Qualifying Prospect: The Key to Sales Success
This is the most important step in the end-to-end sales process. It is the third step after prospecting for leads and scheduling appointments with them.
You are talking to an interested prospect but you want to triage early on in your sales efforts and make sure that they do not waste your time if you move ahead in the process with them.
At the same time, you want to be sure that they too see themselves as a fit for your offering.
The sales prospect qualification step is also referred to as the discovery or needs assessment step as you seize the occasion to learn the exact needs and requirements of the prospect.
The discussion will help you to position yourself as an expert and earn their confidence, and tailor the follow on product presentation or demo to their specific need.
Most importantly, the discussion will position your offering as the “pain killer.”
How well you qualify prospects and conduct discovery ultimately determines how high your win or close rate is. If you do them right, you will sail through the rest of the sales process.
You will just have to go through the motions thereafter.
Here are 7 keys to conducting an effective qualification and discovery call:
2. Probing questions and consultative selling
4. Call opening
5. Two-way conversation, storytelling, and active listening
7. Call closing
Considering the importance of the step to the overall sales success, the sales organization must determine who all should take part in the call.
Ideally, this is where capture managers, whose responsibility is to maximize the probability of winning, start to get involved.
In other settings, where business development reps or sales development reps pass on qualified leads to sales reps (SRs) or account executives, the latter should join the calls.
This would be the best way to eliminate perception gaps between the two team members in the quality of leads being passed on between them.
Additionally, sales managers; pre-sales reps, sales engineers, or product specialists; subject matter experts; product managers, etc. should be brought into this all too important call.
Probing Questions and Consultative Selling
You will ask probing and provocative questions on the call that will get the prospect thinking, talking, and opening up.
You are essentially guiding the prospect in a consultative manner to identify and reveal their challenges and motivations.
Your line of questioning should help you uncover answers to these prospect qualifying questions:
B. Has the prospect set aside a sufficient budget for our offering?
A. Are we dealing with the decision-maker directly?
N. Do they have the need and can we fulfill it?
T. Will they buy within our timelines?
If and only if the answers to these questions are all a “yes”, then the prospect is qualified.
This popular qualification methodology called BANT developed by IBM helps you determine the four prospect-qualifying criteria: Budget, Authority, Need, and Timeline.
Your line of questioning must help you understand and gather pertinent information about the buyer’s current situation and the context they are coming from.

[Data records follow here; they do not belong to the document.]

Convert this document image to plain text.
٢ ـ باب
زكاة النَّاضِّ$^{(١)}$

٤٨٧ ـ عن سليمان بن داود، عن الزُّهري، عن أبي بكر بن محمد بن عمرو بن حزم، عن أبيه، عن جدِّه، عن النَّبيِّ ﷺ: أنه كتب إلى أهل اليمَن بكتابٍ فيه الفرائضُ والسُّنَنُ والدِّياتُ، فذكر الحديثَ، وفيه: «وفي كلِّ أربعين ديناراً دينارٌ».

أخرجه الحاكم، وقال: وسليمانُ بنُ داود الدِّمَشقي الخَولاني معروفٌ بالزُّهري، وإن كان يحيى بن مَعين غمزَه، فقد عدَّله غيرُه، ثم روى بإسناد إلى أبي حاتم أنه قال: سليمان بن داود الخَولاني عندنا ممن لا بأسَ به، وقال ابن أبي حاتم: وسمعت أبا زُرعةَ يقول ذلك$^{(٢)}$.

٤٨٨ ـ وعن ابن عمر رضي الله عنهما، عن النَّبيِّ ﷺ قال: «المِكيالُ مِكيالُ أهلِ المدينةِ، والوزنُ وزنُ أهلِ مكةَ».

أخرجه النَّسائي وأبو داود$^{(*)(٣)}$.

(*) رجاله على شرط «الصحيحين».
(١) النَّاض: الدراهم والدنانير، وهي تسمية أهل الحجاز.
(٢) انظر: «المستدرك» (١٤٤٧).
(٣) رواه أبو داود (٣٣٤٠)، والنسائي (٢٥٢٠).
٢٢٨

The line of questioning must logically lead them to identify their problems and sense the urgency.
Your questions should help them explore the implications of those problems showing them why they need to be solved, and the value or payoff in choosing your offering.
This sequence of questions covering Situation, Problem, Implication, and Need-Payoff is the popular SPIN selling methodology by Neil Rackham.
You have a limited time for the call to accomplish a lot. Preparation will be key to success.
You do your homework to orchestrate the call between the multiple participants from your side. You plan to ask the right and minimum set of questions.
You conduct your background research on the prospect to inform the situation questions you will ask as part of the SPIN selling methodology and make them relevant and company-specific.
Note that your prospect research should cover both the lead and the account.
To make the most of the call, right after the round of introductions of all participants on the call, you will layout the agenda from your side and remind the prospect of the agreed-upon time for the call.
You will also ask them for their expectations from the call and get their buy-in on the agenda.
You will agree on the rough time allocation for each agenda point and then steer the call and manage time skillfully.
Two-Way Conversation, Storytelling, and Active Listening
In addition to the opening, there are three key traits you will exhibit on the call.
The first is your questioning cannot come across as an interrogation. Instead, you steer a pleasant and naturally-flowing two-way dialog with the prospect. They should feel engaged.
The second is storytelling. One of the expectations your prospects will have from you is to share how similar companies in their verticals have faced similar challenges.
Elaborate for them on how your offering has helped those other companies overcome their challenges. Be prepared to narrate compelling case studies.
The third is to listen to them keenly. In fact, you should speak less and allow the prospect to speak for much of the call.
While they are speaking, acknowledge by nodding your head or uttering “uh huh” to indicate that you are listening. The more they talk, the more you will gain from the call.
You will end your questioning with need-payoff questions of your SPIN selling technique and lead the prospect to conclude on their own how your offering will address their pain points.
Put differently, you will guide the prospect to define the “To Be” state.
At this point, you and the prospect both have a clear understanding of the prospect’s pain and the value of solving it for them.
It’s your turn next to lay it out for the prospect exactly how your offering will address each of their pain points and migrate them from the current “As Is” state to the future “To Be” state.
Assuming the prospect is qualified, you will close the call successfully by first seeking concurrence from the prospect that you have addressed all of their pain points.
You will then agree on the next steps with the prospect. Usually, a detailed product presentation or demo is the immediate next step.
You will make sure to bring other important stakeholders from the prospect’s side into the next steps. To this end, seek the prospect’s consent and help:
“Can we bring in the others also who will be involved in the buying decision to the presentation?”
In conclusion, qualifying your prospects is a crucial aspect of sales success. By identifying the right leads, you can save time, increase your chances of closing deals, and ultimately grow your business.
Remember to ask the right questions, listen carefully to your prospects’ answers, and use your judgement to determine whether they are a good fit for your product or service.